Offizielle Vertreter haben gelegentlich die Herausforderungen durch Stablecoins eingeräumt. Im Juni bemerkte der Gouverneur der PBOC, Pan Gongsheng, öffentlich, dass der Aufstieg von Stablecoins und anderen digitalen Währungen „enorme Herausforderungen für die Finanzregulierung“ darstelle
Berichten zufolge prüfen auch lokale Regierungen hinter den Kulissen die Auswirkungen . Letzten Monat hielten Aufsichtsbehörden in Shanghai angeblich ein Strategietreffen mit lokalen Beamten ab, um die Risiken und möglichen Gegenmaßnahmen im Zusammenhang mit Stablecoins zu bewerten. Ein Beitrag auf der offiziellen WeChat-Seite der Shanghaier Kommission zur Überwachung und Verwaltung staatseigener Vermögenswerte, der das Treffen zusammenfasste, wurde jedoch später gelöscht. Dies deutet darauf hin, dass die Zentralregierung möglicherweise selbst hochrangige öffentliche Diskussionen zu diesem Thema unterdrückt.
Informationskontrolle angesichts steigender Nachfrage
Trotz der Verbote auf dem chinesischen Festland werden Stablecoins von chinesischen Investoren weiterhin häufig genutzt, insbesondere über Offshore-Plattformen oder über außerbörsliche (OTC-)Vermittler.
Das harte Vorgehen gegen Brokerhäuser scheint darauf abzuzielen, die institutionelle Unterstützung zu unterbinden, die die Akzeptanz dieser Vermögenswerte in der Öffentlichkeit bestätigen oder beschleunigen könnte.

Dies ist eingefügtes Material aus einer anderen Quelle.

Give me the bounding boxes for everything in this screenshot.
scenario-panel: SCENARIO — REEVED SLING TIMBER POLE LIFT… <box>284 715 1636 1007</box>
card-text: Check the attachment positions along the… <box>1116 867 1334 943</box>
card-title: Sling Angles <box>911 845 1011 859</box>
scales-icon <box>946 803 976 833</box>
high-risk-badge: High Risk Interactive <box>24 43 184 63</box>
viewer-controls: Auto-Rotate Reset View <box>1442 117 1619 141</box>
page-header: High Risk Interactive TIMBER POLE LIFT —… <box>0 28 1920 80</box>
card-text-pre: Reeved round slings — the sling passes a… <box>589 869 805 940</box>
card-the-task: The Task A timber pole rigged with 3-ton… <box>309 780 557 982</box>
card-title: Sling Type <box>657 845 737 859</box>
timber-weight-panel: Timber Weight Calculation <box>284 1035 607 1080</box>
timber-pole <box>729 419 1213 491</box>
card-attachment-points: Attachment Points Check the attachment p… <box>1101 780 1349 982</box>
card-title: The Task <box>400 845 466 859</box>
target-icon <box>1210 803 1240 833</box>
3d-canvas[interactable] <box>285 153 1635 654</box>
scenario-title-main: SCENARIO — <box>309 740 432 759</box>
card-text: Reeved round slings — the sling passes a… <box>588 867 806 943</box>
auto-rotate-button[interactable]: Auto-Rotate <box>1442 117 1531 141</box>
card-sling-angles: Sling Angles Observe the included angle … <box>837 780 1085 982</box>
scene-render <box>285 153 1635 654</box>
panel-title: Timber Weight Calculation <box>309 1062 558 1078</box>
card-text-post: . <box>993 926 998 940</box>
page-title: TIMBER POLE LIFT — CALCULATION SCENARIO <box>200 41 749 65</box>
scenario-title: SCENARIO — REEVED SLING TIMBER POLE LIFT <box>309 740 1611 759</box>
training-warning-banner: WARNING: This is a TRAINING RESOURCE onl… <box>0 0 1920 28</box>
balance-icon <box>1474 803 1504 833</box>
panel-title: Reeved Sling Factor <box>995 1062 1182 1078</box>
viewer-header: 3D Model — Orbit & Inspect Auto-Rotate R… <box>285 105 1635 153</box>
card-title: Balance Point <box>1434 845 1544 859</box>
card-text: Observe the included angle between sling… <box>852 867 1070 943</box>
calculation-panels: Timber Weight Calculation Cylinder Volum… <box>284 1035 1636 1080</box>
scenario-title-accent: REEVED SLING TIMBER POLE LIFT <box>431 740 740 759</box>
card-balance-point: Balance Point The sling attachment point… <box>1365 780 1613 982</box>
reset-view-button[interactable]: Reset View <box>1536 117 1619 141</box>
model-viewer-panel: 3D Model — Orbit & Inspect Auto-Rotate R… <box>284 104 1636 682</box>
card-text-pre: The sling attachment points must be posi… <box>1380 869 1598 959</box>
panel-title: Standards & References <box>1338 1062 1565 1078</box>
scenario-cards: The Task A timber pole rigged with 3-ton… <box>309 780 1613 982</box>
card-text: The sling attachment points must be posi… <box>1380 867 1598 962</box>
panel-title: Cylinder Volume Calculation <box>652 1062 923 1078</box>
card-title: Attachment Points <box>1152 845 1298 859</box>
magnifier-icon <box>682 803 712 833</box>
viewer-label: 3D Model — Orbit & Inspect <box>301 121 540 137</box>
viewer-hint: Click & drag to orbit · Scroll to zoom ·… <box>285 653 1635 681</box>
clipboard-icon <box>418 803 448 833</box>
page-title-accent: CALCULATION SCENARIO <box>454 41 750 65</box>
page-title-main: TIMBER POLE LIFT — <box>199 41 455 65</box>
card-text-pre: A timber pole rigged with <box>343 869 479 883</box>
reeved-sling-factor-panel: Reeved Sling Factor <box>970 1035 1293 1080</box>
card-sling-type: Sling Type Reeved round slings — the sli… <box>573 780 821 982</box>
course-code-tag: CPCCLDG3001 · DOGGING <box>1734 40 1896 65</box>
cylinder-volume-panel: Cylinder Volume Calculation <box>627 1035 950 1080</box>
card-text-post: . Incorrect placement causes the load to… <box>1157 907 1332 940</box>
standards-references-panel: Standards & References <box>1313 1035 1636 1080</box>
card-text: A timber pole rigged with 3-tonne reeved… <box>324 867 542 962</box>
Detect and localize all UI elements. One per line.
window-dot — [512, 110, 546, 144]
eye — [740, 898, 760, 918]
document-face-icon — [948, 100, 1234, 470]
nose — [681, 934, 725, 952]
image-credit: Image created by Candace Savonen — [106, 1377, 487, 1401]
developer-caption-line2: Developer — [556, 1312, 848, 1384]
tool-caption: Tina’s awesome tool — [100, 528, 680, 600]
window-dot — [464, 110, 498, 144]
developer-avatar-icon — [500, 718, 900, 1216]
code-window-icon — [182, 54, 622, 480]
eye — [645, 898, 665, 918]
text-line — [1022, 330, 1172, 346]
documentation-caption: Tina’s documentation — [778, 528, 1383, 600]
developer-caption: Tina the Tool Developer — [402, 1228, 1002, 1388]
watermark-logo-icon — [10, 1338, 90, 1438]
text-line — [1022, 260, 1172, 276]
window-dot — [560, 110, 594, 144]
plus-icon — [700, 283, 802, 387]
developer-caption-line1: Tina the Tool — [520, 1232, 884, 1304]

Während Hongkong sich weiterhin als reguliertes Krypto-Zentrum für Asien positioniert, unterstreicht Chinas Ansatz den Versuch des Landes, das inländische Finanzverhalten vor externen kryptobezogenen Einflüssen abzuschirmen.
Dieser jüngste Schritt wirft Fragen hinsichtlich der langfristigen Perspektiven für die Aufklärung über digitale Vermögenswerte und das Engagement in Festlandchina auf, insbesondere da die globale Diskussion um Stablecoins immer mehr an Bedeutung gewinnt.
Im Gegensatz dazu lassen Chinas Maßnahmen vermuten, dass es solche Vermögenswerte nicht nur als Finanzinstrumente betrachtet, sondern als potenzielles Souveränitätsproblem, insbesondere in einem Währungsumfeld, in dem die Kapitalkontrolle eine zentrale Säule der Wirtschaftsstrategie darstellt.